Among those crossing with the Seventeenth Corps was Sherman and his headquarters. By the time the command group had reached the bridge, its approaches were a confused tangle of “wagons, footmen and horsemen,” which forced the party to pick its way “through slowly in single file, often having to stop,” recorded Major Hitchcock. Once settled on the other side, Sherman encountered one of the memorable characters of the campaign. Major Hitchcock identified him as “old Johnny Wells,” the former stationmaster here. Another staffer, Major George Nichols, thought him a “shrewd old fellow, with a comical build, he was evidently born to be fat and funny—as he was.”

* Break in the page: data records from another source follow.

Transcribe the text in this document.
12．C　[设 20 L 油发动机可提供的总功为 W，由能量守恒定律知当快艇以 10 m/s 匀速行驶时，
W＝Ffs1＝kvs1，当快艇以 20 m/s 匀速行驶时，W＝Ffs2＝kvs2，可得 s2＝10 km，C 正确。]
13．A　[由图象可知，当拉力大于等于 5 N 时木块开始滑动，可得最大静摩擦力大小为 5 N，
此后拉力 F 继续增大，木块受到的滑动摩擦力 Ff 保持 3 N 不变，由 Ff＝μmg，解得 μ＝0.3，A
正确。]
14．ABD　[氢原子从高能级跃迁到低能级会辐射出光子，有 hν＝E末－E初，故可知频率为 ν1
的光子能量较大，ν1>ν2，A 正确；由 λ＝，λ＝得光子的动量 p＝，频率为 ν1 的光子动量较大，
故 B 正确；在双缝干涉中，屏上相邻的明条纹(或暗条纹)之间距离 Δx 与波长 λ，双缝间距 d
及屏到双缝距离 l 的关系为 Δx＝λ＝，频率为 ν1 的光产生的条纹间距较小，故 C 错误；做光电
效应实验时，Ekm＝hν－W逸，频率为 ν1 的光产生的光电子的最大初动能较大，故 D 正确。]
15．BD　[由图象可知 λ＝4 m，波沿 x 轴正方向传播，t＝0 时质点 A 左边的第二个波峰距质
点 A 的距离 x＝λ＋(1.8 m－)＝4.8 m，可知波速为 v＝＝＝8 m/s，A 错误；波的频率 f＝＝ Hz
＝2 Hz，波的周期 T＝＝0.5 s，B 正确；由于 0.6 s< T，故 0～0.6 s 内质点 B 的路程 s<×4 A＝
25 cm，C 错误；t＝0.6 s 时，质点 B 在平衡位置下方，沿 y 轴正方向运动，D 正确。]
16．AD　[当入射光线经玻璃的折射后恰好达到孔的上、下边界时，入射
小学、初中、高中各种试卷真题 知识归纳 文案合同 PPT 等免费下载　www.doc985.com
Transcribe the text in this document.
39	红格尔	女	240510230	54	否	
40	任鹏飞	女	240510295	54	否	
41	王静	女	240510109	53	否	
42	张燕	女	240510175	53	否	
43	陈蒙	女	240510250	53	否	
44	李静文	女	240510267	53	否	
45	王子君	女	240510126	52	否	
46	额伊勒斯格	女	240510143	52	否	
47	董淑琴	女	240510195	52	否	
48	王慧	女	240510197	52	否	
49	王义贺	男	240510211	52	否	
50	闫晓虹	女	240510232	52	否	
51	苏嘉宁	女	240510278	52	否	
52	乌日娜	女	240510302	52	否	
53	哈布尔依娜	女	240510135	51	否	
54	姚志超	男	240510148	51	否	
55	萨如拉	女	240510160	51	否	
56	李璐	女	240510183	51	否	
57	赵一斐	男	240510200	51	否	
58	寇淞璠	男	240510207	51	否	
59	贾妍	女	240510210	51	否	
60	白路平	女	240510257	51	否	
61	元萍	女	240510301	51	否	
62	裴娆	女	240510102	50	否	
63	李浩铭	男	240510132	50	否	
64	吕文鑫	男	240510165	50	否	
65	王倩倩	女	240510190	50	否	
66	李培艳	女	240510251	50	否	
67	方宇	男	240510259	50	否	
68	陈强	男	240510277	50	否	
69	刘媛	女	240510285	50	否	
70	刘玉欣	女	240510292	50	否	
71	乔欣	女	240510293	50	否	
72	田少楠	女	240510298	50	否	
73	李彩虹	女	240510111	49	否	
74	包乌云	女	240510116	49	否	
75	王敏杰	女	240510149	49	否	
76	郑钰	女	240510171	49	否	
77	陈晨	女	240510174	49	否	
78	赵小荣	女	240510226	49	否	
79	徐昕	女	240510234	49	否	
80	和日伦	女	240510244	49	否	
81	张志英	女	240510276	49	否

Even though his story was a well-worn one—a quiet Union man opposed to the war—his winning ways had even Sherman enjoying his company. “Never met a man more quick, in his way, in shrewd and odd ‘points’ and laughable sayings,” noted Hitchcock. “There’s John Frank
lin went through here the other day, running from your army,” Wells declared. “I could have played dominoes on his coattails.” Accepting the pilfering and destruction that was going on even as they conversed, Wells said, “It’ll take the help of Divine Providence, a heap of rain, and a deal of elbow-grease to fix things up again.” According to Sherman’s military telegrapher, Wells “came into camp soon after tea and chatted with the General and staff until Eleven O’clock.”
Somehow Sherman did find time to attend to military matters. As late as 3:00
P.M
. he was still fretting over a possible enemy effort at Millen. When he provided movement directions to Left Wing commander Major General Henry W. Slocum, Sherman also advised him to keep an ear cocked toward Millen “in case you hear the sound of battle.” Some time later, a courier arrived from Major General Howard with the best possible news. One of Howard’s most trustworthy scouts, Captain William Duncan, had just reported in from a recon to the east. Duncan with his men had penetrated to “within three miles of Millen, on this side [south] of the river, and found no enemy.” Along the way, the Yankees fell in with a Rebel lieutenant whom they took prisoner. “Not much information could be got from him,” Howard related. Still, if Duncan’s report held up and the enemy wasn’t making a stand at Millen, then another important hurdle would have been cleared.